Kini yang sudah kejadian, mereka yang dihinggapi penyakit
anti-Arab, tipis kecintaannya kepada Igama Islam, kurang minatnya pada
perintah-perintah Igama Islam, dan persaudaraan Islam. Mereka tidak lagi
menghiraukan soal Palestina, soal yang mengenai tanah suci umat Islam.
Sampaipun Tuan Wondoamiseno di dalam pidato pembukaan Protest Meeting
menyangkal pembahagian Palestina, pada beberapa bulan yang lalu berkata:
“Dengan aksi kita memperhatikan luar negeri kita, bukanlah artinya kita melengahkan
urusan dalam negeri kita Indonesia.”
Begitulah orang kita yang mengaku sadar dan tak dapat
ditipu, tidak merasa dirinya sedang hanyut dalam suatu aliran yang menceraikan
mereka dari Igamanya! Atau dengan kalimat yang lebih tajam: mereka tak sadar bahwa
mereka tengah tertipu.
Tidak Membuta Tuli
KAMI tidak membelakan bangsa Arab dengan membuta tuli, tidak
pula membelakan kesalahan-kesalahan yang sangat melukai perasaan kebangsaan
kita. Kami tidak membelakan orang mempermainkan kehormatan dan kedudukan
putri-putri bangsa kita.
Akan tetapi kami tak dapat mengakui bahwa
kebusukan-kebusukan itu diperbuat oleh antero bangsa Arab, dan tak dapat kami
akui bahwa kebusukan-kebusukan itu hanya diperbuat oleh bangsa Arab, dan hanya
terdapat dalam kalangannya bangsa Arab!
Kami tak dapat mengakui bahwa mengambil putri-putri kita
dengan jalan perkawinan, sama halnya atau lebih busuk dari mempergundik mereka,
atau menjual mereka dari satu tangan ke lain tangan, atau menyewakan mereka
dengan direklamekan bersama-sama bersama dengan ijs dan kuwe-kuwenya!
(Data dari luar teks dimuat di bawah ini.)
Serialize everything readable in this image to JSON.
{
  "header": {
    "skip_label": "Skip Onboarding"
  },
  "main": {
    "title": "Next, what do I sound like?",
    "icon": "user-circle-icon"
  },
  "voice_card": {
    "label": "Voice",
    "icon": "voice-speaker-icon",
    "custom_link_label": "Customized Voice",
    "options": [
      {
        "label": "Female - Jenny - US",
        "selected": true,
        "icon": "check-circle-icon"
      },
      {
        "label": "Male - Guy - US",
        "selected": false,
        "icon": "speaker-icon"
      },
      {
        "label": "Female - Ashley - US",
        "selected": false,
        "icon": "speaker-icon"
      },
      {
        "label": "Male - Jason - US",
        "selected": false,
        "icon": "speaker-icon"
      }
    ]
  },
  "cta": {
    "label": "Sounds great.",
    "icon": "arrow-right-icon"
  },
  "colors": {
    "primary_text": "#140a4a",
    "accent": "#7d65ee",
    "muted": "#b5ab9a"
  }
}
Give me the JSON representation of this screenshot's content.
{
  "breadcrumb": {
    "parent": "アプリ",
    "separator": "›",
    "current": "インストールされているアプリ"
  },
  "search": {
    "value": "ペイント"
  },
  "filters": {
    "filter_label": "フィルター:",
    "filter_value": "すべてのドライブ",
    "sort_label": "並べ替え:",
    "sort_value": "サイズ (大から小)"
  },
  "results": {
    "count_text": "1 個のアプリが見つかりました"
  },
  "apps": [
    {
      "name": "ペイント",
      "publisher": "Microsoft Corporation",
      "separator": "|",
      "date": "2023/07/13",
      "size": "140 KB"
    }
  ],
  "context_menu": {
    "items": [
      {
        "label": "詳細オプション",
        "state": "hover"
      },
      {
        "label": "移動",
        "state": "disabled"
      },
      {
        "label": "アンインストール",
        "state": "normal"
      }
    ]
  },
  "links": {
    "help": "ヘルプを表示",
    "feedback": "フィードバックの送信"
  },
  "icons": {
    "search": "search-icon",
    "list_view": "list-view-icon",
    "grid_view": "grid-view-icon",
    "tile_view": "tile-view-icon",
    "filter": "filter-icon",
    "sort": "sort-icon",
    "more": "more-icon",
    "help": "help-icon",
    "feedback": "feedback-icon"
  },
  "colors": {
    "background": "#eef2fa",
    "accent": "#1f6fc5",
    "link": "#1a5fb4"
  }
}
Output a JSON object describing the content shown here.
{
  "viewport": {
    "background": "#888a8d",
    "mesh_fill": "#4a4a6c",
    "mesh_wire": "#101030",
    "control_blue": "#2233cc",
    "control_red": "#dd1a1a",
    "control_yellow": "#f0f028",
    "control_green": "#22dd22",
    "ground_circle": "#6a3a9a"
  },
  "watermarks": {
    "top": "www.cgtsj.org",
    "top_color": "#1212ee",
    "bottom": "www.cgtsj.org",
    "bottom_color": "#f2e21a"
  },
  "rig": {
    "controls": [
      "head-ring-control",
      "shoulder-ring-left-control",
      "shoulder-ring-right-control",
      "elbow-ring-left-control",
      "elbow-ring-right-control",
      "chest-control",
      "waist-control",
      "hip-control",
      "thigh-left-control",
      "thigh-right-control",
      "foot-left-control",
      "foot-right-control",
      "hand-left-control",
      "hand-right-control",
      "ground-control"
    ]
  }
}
Ya. Kami tak dapat mengakui bahwa menjual majmu gahru dan
ma’jun sama mendesaknya seperti memborong 99% mata pencaharian bangsa kita,
hingga perekonomian bangsa sukar didirikan kembali!
Dalam pada itu semua kita tidak memejamkan mata dari
penyakitnya masyarakat kita.
Tidak Dapat Membenarkan
Teranglah sudah bahwa kami tidak membelakan bangsa Arab yang
salah, akan tetapi kami tidak dapat membenarkan aliran anti-Arab, atau
menyamaratakan bangsa Arab, terutama turunan pelepas kita dari kehidupan
jahiliah dan jahannam, ialah Rasulullah shallallahu ‘alaihi wa sallam.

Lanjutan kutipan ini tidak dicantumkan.